Segundo o jornal O Globo, há preocupação por parte da força-tarefa de Curitiba de que Aras esteja buscando acessar os dados da Lava Jato para atacar o ex-ministro da Justiça, Sergio Moro, antigo aliado e atual desafeto do presidente Jair Bolsonaro.

Uma fonte próxima à Lindôra classificou a hipótese como “impossível” e “absolutamente paranóica”. Essa mesma fonte lembrou que, como Moro não tem mais prerrogativa de foro, sequer cabe à PGR conduzir investigações envolvendo o ex-juiz da Lava Jato.

Outra possibilidade aventada para a busca dos dados das investigações é a negociação do acordo de colaboração premiada com o ex-advogado da Odebrecht, Rodrigo Tacla Duran, que está foragido. As negociações para o acordo foram retomadas por Lindôra. Tacla Duran acusa o advogado Carlos Zucolotto, amigo de Moro, de pagar propina para fechar acordos de delação premiada na Lava Jato.

Queda de braço entre Lava Jato e PGR

Na semana passada, três integrantes da força-tarefa da Lava Jato na PGR entregaram seus cargos. O movimento foi interpretado como reação à suposta tentativa de Lindôra em obter dados sigilosos de investigações. Pediram demissão os procuradores Hebert Reis Mesquita, Luana Vargas de Macedo e Victor Riccely.

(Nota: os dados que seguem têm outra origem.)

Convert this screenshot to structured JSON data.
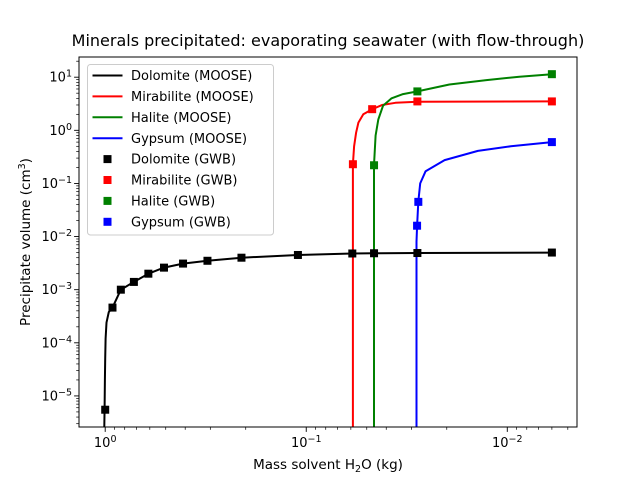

Segundo a PGR, porém, a saída dos três já estava programada. “Os profissionais continuarão prestando valorosos serviços às comunidades para onde retornarão”, afirmou a PGR em nota, no final de semana.

Na mesma nota à imprensa, a PGR aproveitou para cutucar a Lava Jato em Curitiba. “A Lava Jato, com êxitos obtidos e reconhecidos pela sociedade, não é um órgão autônomo e distinto do Ministério Público Federal (MPF), mas sim uma frente de investigação que deve obedecer a todos os princípios e normas internos da instituição. Para ser órgão legalmente atuante, seria preciso integrar a estrutura e organização institucional estabelecidas na Lei Complementar 75 de 1993. Fora disso, a atuação passa para a ilegalidade, porque clandestina, torna-se perigoso instrumento de aparelhamento, com riscos ao dever de impessoalidade, e, assim, alheia aos controles e fiscalizações inerentes ao Estado de Direito e à República, com seus sistemas de freios e contrapesos”.

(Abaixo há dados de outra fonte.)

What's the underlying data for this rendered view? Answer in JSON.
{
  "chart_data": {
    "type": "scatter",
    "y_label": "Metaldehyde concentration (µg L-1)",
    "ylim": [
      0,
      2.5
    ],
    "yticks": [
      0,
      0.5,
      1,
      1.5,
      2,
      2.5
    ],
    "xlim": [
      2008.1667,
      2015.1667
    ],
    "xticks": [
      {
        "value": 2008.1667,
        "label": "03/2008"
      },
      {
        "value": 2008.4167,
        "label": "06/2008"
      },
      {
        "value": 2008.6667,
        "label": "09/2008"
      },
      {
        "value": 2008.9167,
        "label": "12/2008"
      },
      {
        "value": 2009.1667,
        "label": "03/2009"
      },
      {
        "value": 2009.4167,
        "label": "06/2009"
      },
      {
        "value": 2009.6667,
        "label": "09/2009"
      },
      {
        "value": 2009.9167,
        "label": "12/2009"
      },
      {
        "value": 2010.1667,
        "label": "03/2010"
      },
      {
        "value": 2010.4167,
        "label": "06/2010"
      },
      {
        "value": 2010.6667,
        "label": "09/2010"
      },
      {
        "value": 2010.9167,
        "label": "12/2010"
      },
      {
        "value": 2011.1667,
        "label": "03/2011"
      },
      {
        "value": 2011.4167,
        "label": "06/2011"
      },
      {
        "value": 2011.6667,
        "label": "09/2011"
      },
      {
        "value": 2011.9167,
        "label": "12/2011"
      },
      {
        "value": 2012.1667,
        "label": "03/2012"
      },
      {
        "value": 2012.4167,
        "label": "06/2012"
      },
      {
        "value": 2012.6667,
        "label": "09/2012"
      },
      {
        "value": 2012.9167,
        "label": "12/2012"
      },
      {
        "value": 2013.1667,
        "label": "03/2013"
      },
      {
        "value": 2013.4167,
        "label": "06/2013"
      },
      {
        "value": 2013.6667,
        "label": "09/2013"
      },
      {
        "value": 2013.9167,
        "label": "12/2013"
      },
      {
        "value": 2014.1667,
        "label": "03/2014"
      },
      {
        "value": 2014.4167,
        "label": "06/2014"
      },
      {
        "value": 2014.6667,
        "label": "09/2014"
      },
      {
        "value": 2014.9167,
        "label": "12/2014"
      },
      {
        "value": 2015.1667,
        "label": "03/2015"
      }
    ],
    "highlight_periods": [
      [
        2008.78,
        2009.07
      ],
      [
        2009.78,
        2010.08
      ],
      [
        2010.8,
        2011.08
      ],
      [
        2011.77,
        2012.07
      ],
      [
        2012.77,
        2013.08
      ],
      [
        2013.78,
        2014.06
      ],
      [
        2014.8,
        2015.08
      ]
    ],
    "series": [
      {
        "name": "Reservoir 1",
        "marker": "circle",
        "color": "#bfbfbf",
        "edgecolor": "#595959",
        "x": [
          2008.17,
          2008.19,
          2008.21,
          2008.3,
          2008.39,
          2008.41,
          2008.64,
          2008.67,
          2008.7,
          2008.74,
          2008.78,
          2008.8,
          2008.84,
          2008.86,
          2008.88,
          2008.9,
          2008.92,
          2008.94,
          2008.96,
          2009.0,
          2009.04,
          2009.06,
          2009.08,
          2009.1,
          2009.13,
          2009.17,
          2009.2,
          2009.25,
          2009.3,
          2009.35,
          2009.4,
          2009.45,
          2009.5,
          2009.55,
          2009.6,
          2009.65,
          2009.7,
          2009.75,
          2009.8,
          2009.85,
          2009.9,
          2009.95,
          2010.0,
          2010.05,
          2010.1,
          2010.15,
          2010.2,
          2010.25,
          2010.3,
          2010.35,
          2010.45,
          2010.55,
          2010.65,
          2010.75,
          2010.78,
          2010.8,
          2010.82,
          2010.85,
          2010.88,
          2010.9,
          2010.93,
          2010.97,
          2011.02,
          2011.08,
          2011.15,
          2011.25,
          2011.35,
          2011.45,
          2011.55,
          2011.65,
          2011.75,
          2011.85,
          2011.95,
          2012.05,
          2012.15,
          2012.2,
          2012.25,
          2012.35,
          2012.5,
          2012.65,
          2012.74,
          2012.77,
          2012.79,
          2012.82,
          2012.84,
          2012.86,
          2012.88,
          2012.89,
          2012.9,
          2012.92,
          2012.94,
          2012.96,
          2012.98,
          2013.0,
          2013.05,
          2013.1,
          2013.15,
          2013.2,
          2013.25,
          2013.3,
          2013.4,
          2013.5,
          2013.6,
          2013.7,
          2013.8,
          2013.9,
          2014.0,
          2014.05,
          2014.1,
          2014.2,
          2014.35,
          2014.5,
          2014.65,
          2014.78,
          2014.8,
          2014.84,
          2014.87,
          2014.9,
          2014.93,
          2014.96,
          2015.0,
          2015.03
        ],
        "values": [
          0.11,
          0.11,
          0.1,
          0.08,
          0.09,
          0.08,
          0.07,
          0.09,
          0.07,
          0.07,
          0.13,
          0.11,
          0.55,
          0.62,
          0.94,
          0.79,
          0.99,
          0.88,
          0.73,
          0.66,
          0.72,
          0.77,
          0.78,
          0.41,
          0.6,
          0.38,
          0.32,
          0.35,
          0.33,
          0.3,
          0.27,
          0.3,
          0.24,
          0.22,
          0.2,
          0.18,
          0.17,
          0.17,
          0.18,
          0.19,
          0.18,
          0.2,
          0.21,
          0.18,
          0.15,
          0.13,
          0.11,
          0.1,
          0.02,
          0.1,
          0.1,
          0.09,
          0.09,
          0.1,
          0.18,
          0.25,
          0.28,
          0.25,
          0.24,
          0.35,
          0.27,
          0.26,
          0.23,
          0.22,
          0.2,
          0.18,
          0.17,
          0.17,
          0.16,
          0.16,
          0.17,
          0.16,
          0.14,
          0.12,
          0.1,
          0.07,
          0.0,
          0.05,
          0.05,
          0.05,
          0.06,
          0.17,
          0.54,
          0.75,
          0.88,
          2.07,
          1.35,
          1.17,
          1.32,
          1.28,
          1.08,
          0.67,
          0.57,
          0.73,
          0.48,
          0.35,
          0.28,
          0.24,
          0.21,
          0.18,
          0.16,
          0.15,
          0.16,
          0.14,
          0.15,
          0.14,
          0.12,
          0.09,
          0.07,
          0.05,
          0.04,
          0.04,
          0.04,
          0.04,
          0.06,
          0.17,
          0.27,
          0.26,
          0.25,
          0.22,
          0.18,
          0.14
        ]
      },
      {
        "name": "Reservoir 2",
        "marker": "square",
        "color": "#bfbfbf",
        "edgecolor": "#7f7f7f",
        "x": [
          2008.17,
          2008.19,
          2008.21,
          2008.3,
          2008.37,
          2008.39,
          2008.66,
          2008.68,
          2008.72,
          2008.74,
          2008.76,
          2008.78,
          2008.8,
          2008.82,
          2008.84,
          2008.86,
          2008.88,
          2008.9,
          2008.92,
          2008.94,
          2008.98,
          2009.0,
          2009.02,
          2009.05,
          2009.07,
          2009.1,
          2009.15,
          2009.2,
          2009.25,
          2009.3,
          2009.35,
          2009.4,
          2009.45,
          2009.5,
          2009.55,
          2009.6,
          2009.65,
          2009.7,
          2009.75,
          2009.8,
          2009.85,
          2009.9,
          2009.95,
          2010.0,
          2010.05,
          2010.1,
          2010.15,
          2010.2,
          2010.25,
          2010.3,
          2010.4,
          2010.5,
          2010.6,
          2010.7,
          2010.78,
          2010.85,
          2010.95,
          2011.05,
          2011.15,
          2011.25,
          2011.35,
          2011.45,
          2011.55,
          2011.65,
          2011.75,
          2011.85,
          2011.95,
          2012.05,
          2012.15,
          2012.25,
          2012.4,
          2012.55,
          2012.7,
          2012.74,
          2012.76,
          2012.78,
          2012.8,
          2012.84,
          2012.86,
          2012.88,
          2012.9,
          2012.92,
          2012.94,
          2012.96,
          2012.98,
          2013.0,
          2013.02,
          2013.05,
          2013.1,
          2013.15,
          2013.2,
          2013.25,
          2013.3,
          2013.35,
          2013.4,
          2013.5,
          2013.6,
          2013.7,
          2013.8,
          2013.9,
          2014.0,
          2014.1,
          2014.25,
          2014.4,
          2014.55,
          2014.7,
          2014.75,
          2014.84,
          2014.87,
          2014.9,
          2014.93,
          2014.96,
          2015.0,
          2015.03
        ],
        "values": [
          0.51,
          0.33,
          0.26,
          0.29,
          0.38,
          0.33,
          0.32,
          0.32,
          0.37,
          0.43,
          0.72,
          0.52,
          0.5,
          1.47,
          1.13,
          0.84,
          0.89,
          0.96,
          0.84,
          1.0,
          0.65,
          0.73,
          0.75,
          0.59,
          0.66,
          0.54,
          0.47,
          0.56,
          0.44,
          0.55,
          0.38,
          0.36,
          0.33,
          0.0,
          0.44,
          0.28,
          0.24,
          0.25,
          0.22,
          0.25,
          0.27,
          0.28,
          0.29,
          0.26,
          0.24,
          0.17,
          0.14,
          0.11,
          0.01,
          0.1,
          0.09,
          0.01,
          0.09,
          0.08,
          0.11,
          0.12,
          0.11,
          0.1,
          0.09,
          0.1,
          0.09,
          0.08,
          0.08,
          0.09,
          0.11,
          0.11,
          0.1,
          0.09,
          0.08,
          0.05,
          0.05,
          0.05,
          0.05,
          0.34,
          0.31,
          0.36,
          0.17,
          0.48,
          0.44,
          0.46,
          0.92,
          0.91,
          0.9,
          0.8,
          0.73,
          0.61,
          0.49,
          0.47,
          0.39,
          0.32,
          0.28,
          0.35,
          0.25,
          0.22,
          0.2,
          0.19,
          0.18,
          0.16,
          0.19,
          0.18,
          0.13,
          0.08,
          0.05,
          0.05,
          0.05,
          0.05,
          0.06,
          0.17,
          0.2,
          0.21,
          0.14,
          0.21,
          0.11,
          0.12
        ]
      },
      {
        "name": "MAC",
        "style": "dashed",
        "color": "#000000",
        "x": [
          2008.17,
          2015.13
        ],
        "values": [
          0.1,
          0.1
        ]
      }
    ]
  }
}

Os procuradores de Curitiba reagiram através das redes sociais. “Os procuradores que trabalham na Lava Jato têm os mesmos direitos, deveres e proteções dos demais membros do MP para assegurar um trabalho independente”, disse Deltan Dallagnol, coordenador da Lava Jato em Curitiba. “Lamento pelos fatos divulgados no fim da semana, que reportamos para a Corregedoria. O assunto agora deve ser analisado pelas instâncias competentes”, completou.

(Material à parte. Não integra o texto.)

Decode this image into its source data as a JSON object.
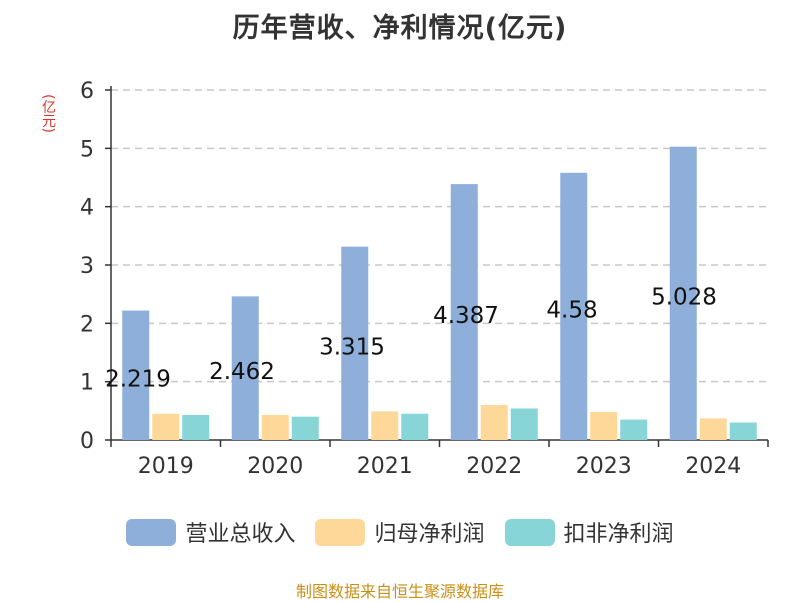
{
  "chart_data": {
    "type": "bar",
    "title": "历年营收、净利情况(亿元)",
    "y_unit": "(亿元)",
    "categories": [
      "2019",
      "2020",
      "2021",
      "2022",
      "2023",
      "2024"
    ],
    "series": [
      {
        "name": "营业总收入",
        "color": "#8eafd9",
        "values": [
          2.219,
          2.462,
          3.315,
          4.387,
          4.58,
          5.028
        ]
      },
      {
        "name": "归母净利润",
        "color": "#fdd898",
        "values": [
          0.45,
          0.43,
          0.49,
          0.6,
          0.48,
          0.37
        ]
      },
      {
        "name": "扣非净利润",
        "color": "#87d5d6",
        "values": [
          0.43,
          0.4,
          0.45,
          0.54,
          0.35,
          0.3
        ]
      }
    ],
    "data_labels": [
      "2.219",
      "2.462",
      "3.315",
      "4.387",
      "4.58",
      "5.028"
    ],
    "y_ticks": [
      "0",
      "1",
      "2",
      "3",
      "4",
      "5",
      "6"
    ],
    "ylim": [
      0,
      6
    ],
    "grid": true,
    "legend_position": "bottom"
  },
  "source_note": "制图数据来自恒生聚源数据库"
}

O procurador Roberson Pozzobon também se manifestou. “A independência funcional não é um luxo, mas requisito mínimo para que o Ministério Público, por todos os seus integrantes, de 1ª à última instância, possa cumprir seus deveres constitucionais”, defendeu. “Além de ser um dos princípios institucionais do Ministério Público, a independência funcional é uma garantia da sociedade”, completou Pozzobon.

O ex-ministro da Justiça e ex-juiz da Lava Jato Sergio Moro também se manifestou. "Aparentemente, pretende-se investigar a Operação Lava Jato em Curitiba. Não há nada para esconder nela, embora essa intenção cause estranheza", declarou Moro, no sábado.